Услышав собственное имя, Рогатый Барон побелел как мел и осторожно поднял глаза на окна спальни баронессы.
– Иду-иду, моя голубка! – откликнулся он. – Мне тут принесли кое-что, и эта вещь очень тебя обрадует! – И он с хрустом сжал в руке раздвоенный сучок, предложенный ему Бенсоном.
– Хорошо бы! – донесся сверху грудной голос Ингрид, исполненный затаенной угрозы. – Помнишь, что произошло в последний раз, когда ты не сумел как следует меня обрадовать?
Рогатый Барон осторожно коснулся своих ушей и поморщился, явно вспоминая нечто весьма неприятное.
– Как я могу забыть такое? – прошептал он. – Никогда в жизни!
У Моста Троллей стояла полная тишь; в воздухе отчетливо пованивало. Любовь троллей к турнепсу имела весьма неприятный побочный эффект, который сказывался в основном, когда они спали. Время от времени из той или иной спальни доносился такой грохот, точно роняли медный таз.
Пернатые мыши, устроившиеся на ночлег поблизости от жилых помещений, обнаружили вскоре, что у них слезятся глаза от наплывавшей из окон вони. А когда поднялся легкий ветерок, какой-то несчастный древесный кролик, нечаянно вдохнув полной грудью, потерял сознание и грохнулся на землю с весьма, надо сказать, большой высоты.

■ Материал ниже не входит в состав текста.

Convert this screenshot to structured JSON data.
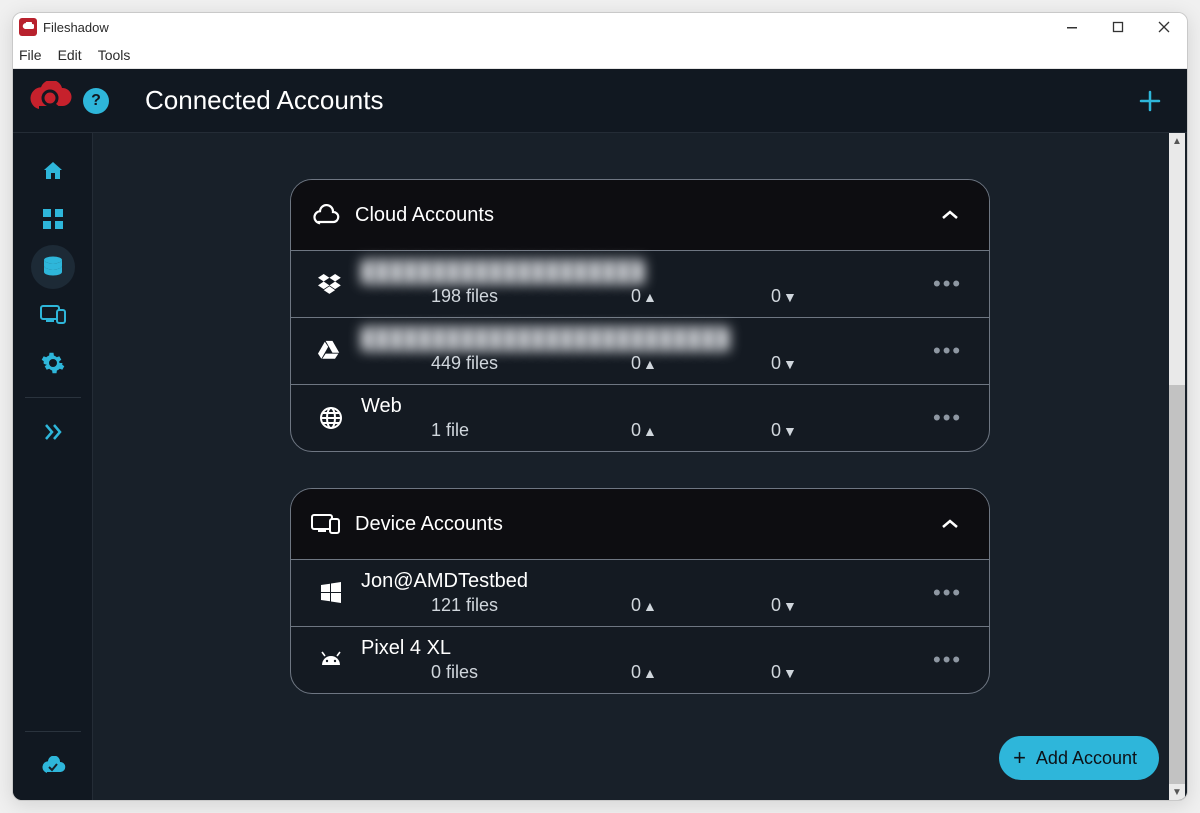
{
  "window": {
    "title": "Fileshadow"
  },
  "menu": {
    "file": "File",
    "edit": "Edit",
    "tools": "Tools"
  },
  "header": {
    "title": "Connected Accounts",
    "help_glyph": "?"
  },
  "fab": {
    "label": "Add Account"
  },
  "sections": {
    "cloud": {
      "title": "Cloud Accounts",
      "accounts": [
        {
          "icon": "dropbox",
          "name": "████████████████████",
          "blurred": true,
          "files_label": "198 files",
          "up_label": "0",
          "down_label": "0"
        },
        {
          "icon": "gdrive",
          "name": "██████████████████████████",
          "blurred": true,
          "files_label": "449 files",
          "up_label": "0",
          "down_label": "0"
        },
        {
          "icon": "globe",
          "name": "Web",
          "blurred": false,
          "files_label": "1 file",
          "up_label": "0",
          "down_label": "0"
        }
      ]
    },
    "device": {
      "title": "Device Accounts",
      "accounts": [
        {
          "icon": "windows",
          "name": "Jon@AMDTestbed",
          "blurred": false,
          "files_label": "121 files",
          "up_label": "0",
          "down_label": "0"
        },
        {
          "icon": "android",
          "name": "Pixel 4 XL",
          "blurred": false,
          "files_label": "0 files",
          "up_label": "0",
          "down_label": "0"
        }
      ]
    }
  }
}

Посреди кучи мусора и хлама, нахохлившись на своем трехногом табурете, уперев локти в колени и уронив голову на руки, дремал главный хранитель ворот, тролль весьма плотного телосложения, с клочковатыми патлами, торчавшими из-под съехавшего набок шлема, и выступающими вперед огромными зубами. Он – как и все население Моста Троллей – готов был проспать все на свете. На коленях у него лежал сильно обкусанный здоровенный турнепс. Время от времени тролль громко всхрапывал. В животе у него постоянно бурчало и булькало, и штаны раздувались от выпускаемых с громким шипением кишечных газов.
А в заднем кармане его грязнущих мешковатых штанов все время что-то шевелилось и явно пыталось выбраться наружу.
Тролль даже на некоторое время перестал сопеть и, сунув руку в задний карман, почесал себе зад. После чего возня в его заднем кармане стала особенно яростной, и уже через мгновение оттуда высунулось нечто блестящее. Это была верхняя часть серебряной чайной ложки.
Тролль опять громко пукнул и с шипением выпустил газы – случайно пролетавшая мимо пернатая мышь тут же свалилась на землю замертво.
Ложечка хихикнула, извернулась и с негромким звоном выпала из кармана на землю.
Легонько вздохнув, она поднялась, постояла и снова вздохнула. Раннее солнце играло на ее полированной поверхности, едва просачиваясь сквозь груды отвратительного мусора. Придя в себя, ложечка решительно двинулась прочь – мимо проржавевшей и протекающей лейки, мимо расколотой тарелки, мимо кучки гаек и болтов – прямо на широкую покрытую пылью дорогу.
Что-то властно звало ее вперед. И она не в силах была противиться этому зову.
1
Джо Джефферсон крепко спал, когда его разбудил какой-то громкий треск. Он перевернулся на спину, но глаз не открыл, хоть и прислушался очень внимательно.
А прислушаться стоило: самые различные звуки доносились до него – тиканье часов, стук тарелок, чье-то монотонное пение…
Сердце Джо бешено забилось. Неужели это тикают часы в его собственной спальне? И мама готовит завтрак, как всегда мурлыча себе под нос? Или это папа напевает, принимая душ?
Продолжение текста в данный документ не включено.